Гуляния продолжались до поздней ночи. Молодые девушки, обнявшись за талию, прохаживались по двое или трое, тихонько пересмеивались и напевали песни.
Годами жители квартала бились с муниципалитетом, требуя установить несколько фонарей, и наконец из Измира привезли огромную роскошную лампу. Половину затрат покрыла церковь, а другую половину – население квартала.
Чтобы сократить расходы, ее включали только в безлунные ночи, иногда устраивали в ее свете собрания и танцы. Под звуки граммофона или волынки юноши и девушки рука об руку водили касап[27].
Дом тетушки Варвары не падал лишь благодаря двум подпоркам, но при этом стоял с достоинством корабельной мачты и считался одним из самых аристократических домов квартала. Вместе со мной в нем появилась небывалая роскошь.
Романтический облик не мешал тетушке Варваре быть крайне бережливой и расчетливой домохозяйкой. Несколько лир, которые я платил за питание, в ее руках казались сотнями – так много она на них покупала, а наш дом больше походил на отель класса люкс.
Мадемуазель Варвара очень любила выставлять все напоказ. Она могла часами стоять у двери и ждать крестьян, готовых продать сыр и сливочное масло по самой низкой цене, чтобы затем угощать соседей. Раз в несколько дней резали специально откормленных индеек, и тетушка обязательно вывешивала их тушки перед входной дверью, якобы чтобы вкуснее были, а на самом деле, чтобы показать их всем прохожим.

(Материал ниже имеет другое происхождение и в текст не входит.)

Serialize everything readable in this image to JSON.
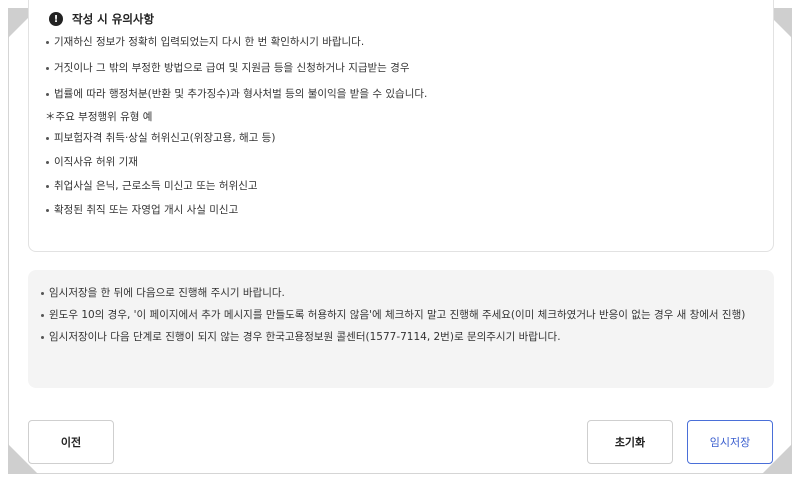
{
  "notice": {
    "title": "작성 시 유의사항",
    "icon": "alert-icon",
    "items": [
      "기재하신 정보가 정확히 입력되었는지 다시 한 번 확인하시기 바랍니다.",
      "거짓이나 그 밖의 부정한 방법으로 급여 및 지원금 등을 신청하거나 지급받는 경우",
      "법률에 따라 행정처분(반환 및 추가징수)과 형사처벌 등의 불이익을 받을 수 있습니다."
    ],
    "examples_heading": "＊주요 부정행위 유형 예",
    "examples": [
      "피보험자격 취득·상실 허위신고(위장고용, 해고 등)",
      "이직사유 허위 기재",
      "취업사실 은닉, 근로소득 미신고 또는 허위신고",
      "확정된 취직 또는 자영업 개시 사실 미신고"
    ]
  },
  "info": {
    "items": [
      "임시저장을 한 뒤에 다음으로 진행해 주시기 바랍니다.",
      "윈도우 10의 경우, '이 페이지에서 추가 메시지를 만들도록 허용하지 않음'에 체크하지 말고 진행해 주세요(이미 체크하였거나 반응이 없는 경우 새 창에서 진행)",
      "임시저장이나 다음 단계로 진행이 되지 않는 경우 한국고용정보원 콜센터(1577-7114, 2번)로 문의주시기 바랍니다."
    ]
  },
  "buttons": {
    "prev": "이전",
    "reset": "초기화",
    "save": "임시저장"
  },
  "colors": {
    "accent": "#3b5fcf",
    "info_bg": "#f4f4f4"
  }
}
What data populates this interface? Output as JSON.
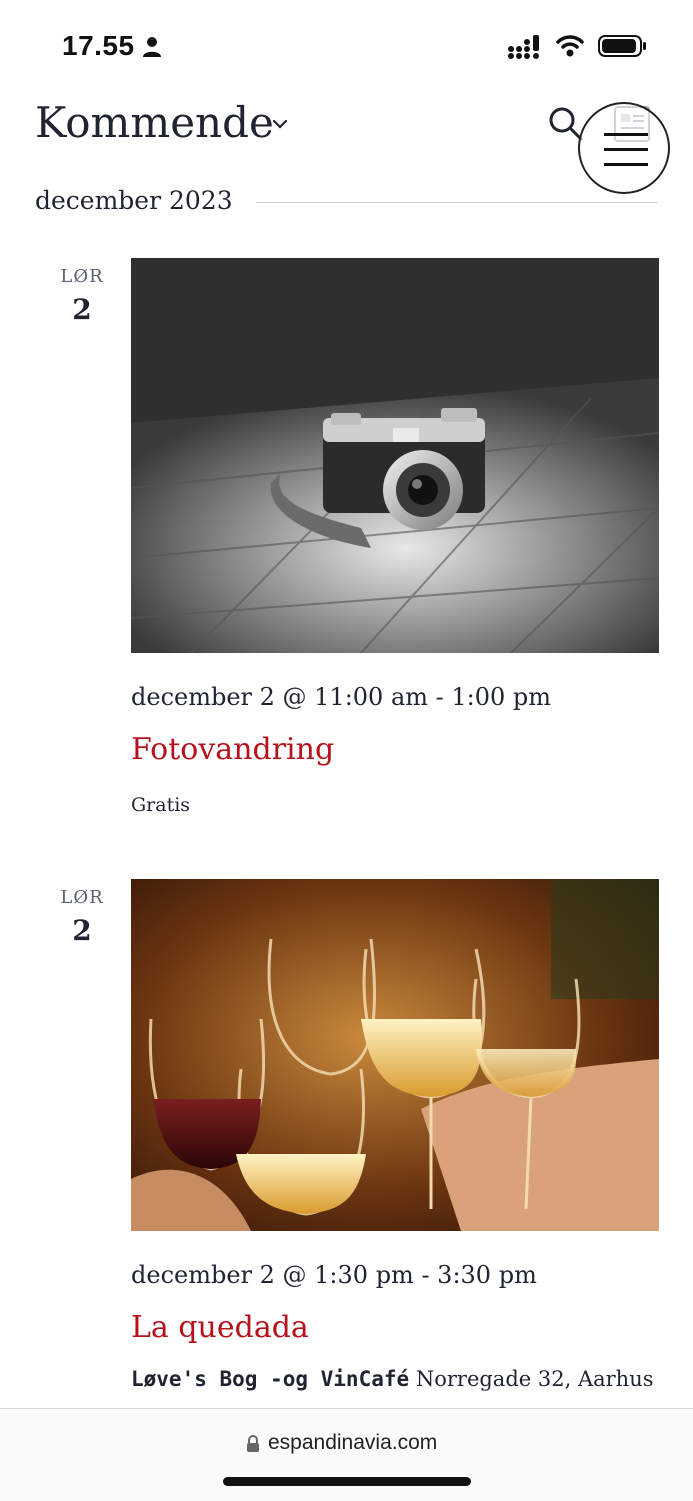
{
  "status_bar": {
    "time": "17.55"
  },
  "header": {
    "view_title": "Kommende"
  },
  "month": {
    "label": "december 2023"
  },
  "events": [
    {
      "day_of_week": "LØR",
      "day": "2",
      "datetime": "december 2 @ 11:00 am - 1:00 pm",
      "title": "Fotovandring",
      "cost": "Gratis",
      "image_subject": "black-and-white camera on wooden table"
    },
    {
      "day_of_week": "LØR",
      "day": "2",
      "datetime": "december 2 @ 1:30 pm - 3:30 pm",
      "title": "La quedada",
      "venue_name": "Løve's Bog -og VinCafé",
      "venue_address": "Norregade 32, Aarhus",
      "image_subject": "people toasting with wine glasses"
    }
  ],
  "browser": {
    "url": "espandinavia.com"
  },
  "colors": {
    "accent": "#b5121b",
    "text": "#1f2430",
    "muted": "#5b6270"
  }
}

Наши подносы с хлебом и сладостями приносили из пекарни непременно в тот час, когда квартал был сильнее всего запружен народом, а люди очень хотели есть. Что касается меня, покрасоваться я любил не меньше мадемуазель Варвары, но проявлялось это иначе. Я с огромным удовольствием каждый день надевал новый костюм и щеголял в разноцветных рубашках, галстуках и ботинках, особенно после того, как прибыл мой чемодан с одеждой. В первые дни я сторонился девушек и заводил дружбу со стариками и детьми.
Оказалось, я вел искусную политику, даже не подозревая об этом. В городке не считалось зазорным заигрывать с молодыми гречанками при встрече, но я держался от них подальше, и по этой причине в церковном квартале прослыл честным и порядочным юношей. С другой стороны, мое поведение притягивало барышень и толкало их на сближение.
Когда я однажды пришел домой в неурочный час, то застал одну из них гладящей мое белье вместе с мадемуазель Варварой. Ее звали Стематула, и ее знали все. Девочка-сирота, которая выросла в доме своего дяди, бедного больного старика, прикованного к постели… Народ помогал ей.
Стематула была самой раскованной и крикливой девушкой квартала. Она открыто флиртовала с мужчинами во время вечерних прогулок, и поэтому многие относились к ней недружелюбно. Тем не менее, увидев меня, она смутилась, как будто ее поймали на месте преступления, и попыталась уйти.
Я лишь кивнул ей и начал беседовать с тетушкой, загородив дверной проем, так что она не могла пройти мимо меня.
Стематула с ее черными как смоль вьющимися волосами, блестящими глазами, немного вздернутым изящным носиком могла считаться очень приятной и красивой. Сейчас я это понимаю, но тогда она не совпадала с образом красавицы, который я себе придумал, и поэтому не понравилась мне.
Стематула стала моей первой подругой среди девушек квартала. Следом за ней, подобно птичкам, которых приучают есть корм с руки, пришли и другие.
Очень скоро их было не меньше полудюжины. Я все еще помню их имена, в том порядке, в котором они меня интересовали: Марьянти, Еленица, Деспина, Рина, Миерис, Пенелопица (все звали ее Пица). Сказать по правде, девушек во мне привлекали не только длинные красивые волосы и вычурные галстуки. Без сомнения, особую роль сыграло несравненное богатство нашего дома.